My very trusty TiVo has been through a lot, and has provided 12 years of faithful service. It has in its time had a new HD, a turbo cache card, and has been accessing the new ALT EPG very successfully over Ethernet/IP since it was established.

But - now I seem to have a problem. When I press "Live TV" I get "The recorder cannot show live TV..." with the blue sreen and troubleshooting tips. Whenever I have had this in teh past, a recorder restart has invariably solved the problem - but not this time. Input is from a Sony VTX-D800U STB, and if I press "Aux" then I get what I would expect. With "Aux" enabled, I can change channel using the TiVo remote and the STB does change channel - but when I press "Aux" again - Live TV has nothing. ALl my recordings have been blank since the weekend.

With the STB scart input seemingly fine into the AUX input, I can think of nothing else that might be the problem - so am wondering if something else on the encoding side in the TiVo might have failed... Is this the end of my TiVo???

Any help or suggestions from anyone would be very gratefully received.

Kind regards
SnowyOwl2 (was Snowyowl)


----------



## steveroe (Oct 29, 2002)

You may have done all this already:

Power off the Tivo and the Sony 
Disconnect and reconnect the SCART connections making sure everything is in the right socket and firmly plugged in
Power up the Sony, then Tivo
Retry

If you still have the same problem then it sounds like the MPEG encoder chip may have died, which would be pretty terminal. 

Someone with more knowledge than me may be able to point to something to look for in your logfiles that might help.


----------



## Snowyowl2 (Oct 1, 2012)

Thanks for the advice - and I just wanted to post an update, in case it helps anyone else.

Although I had restarted the TiVo several times, this time I actually pulled the plug on both teh Tivo and STB and re-powered both. This time, it all came back working.
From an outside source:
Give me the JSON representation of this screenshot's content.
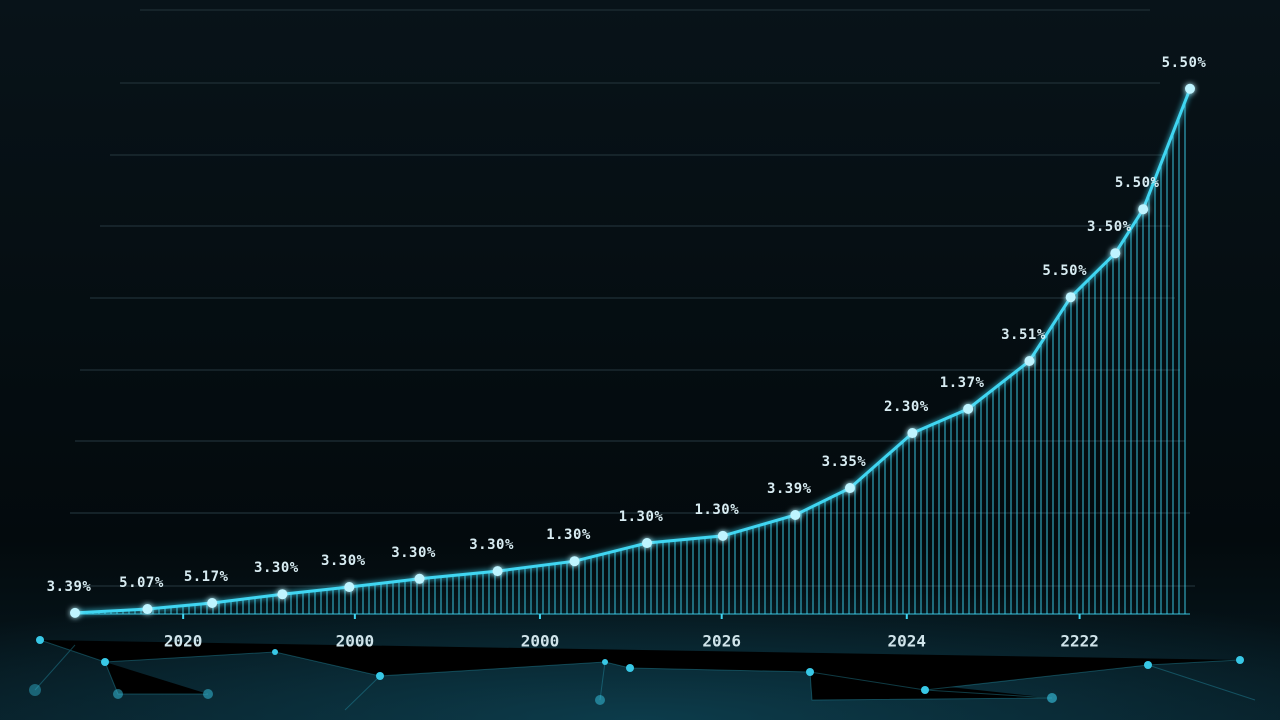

I am not sure what the difference would have been - the STB was working previously and showing a picture through "Aux". It does seem that pulling out power and starting again had a different effect than just a "restart recorder".

Anyway - the TiVo lives on for a little longer...


----------



## staffie2001uk (Apr 1, 2004)

I vaguely remember reading, on here somewhere, that you have to cold boot the TiVo (pull the plug) to reset the mpeg encoder if it hangs.


----------



## steveroe (Oct 29, 2002)

Great news. If all else fails switch it off and on again.


----------



## Pete77 (Aug 1, 2006)

My Tivo has been going off automatically for 2 minutes at 5am once a day on a timer for the last 7 years since I upgraded it to 500GB with two Samsung HA250JC plus a Cachecard.

I used to get a lost source message without explanation in the way you describe once every so often when I never powered down my Tivo. Now I do the auto power off restart once a day if I get any problem with the a source disappearing at all it is only for one or two recordings and the daily automatic reboot fixes it.

These two Samsung HA250JCs are still working reliably after seven years by the way, which rather undermines the theory of those who claim that a daily power down and restart causes unacceptable strain that will shorten HDD life.

I am beginning to wonder what the eventual life of these HA250JCs might be? Perhaps the AltEPG will have in fact given up the ghost before they do?????


----------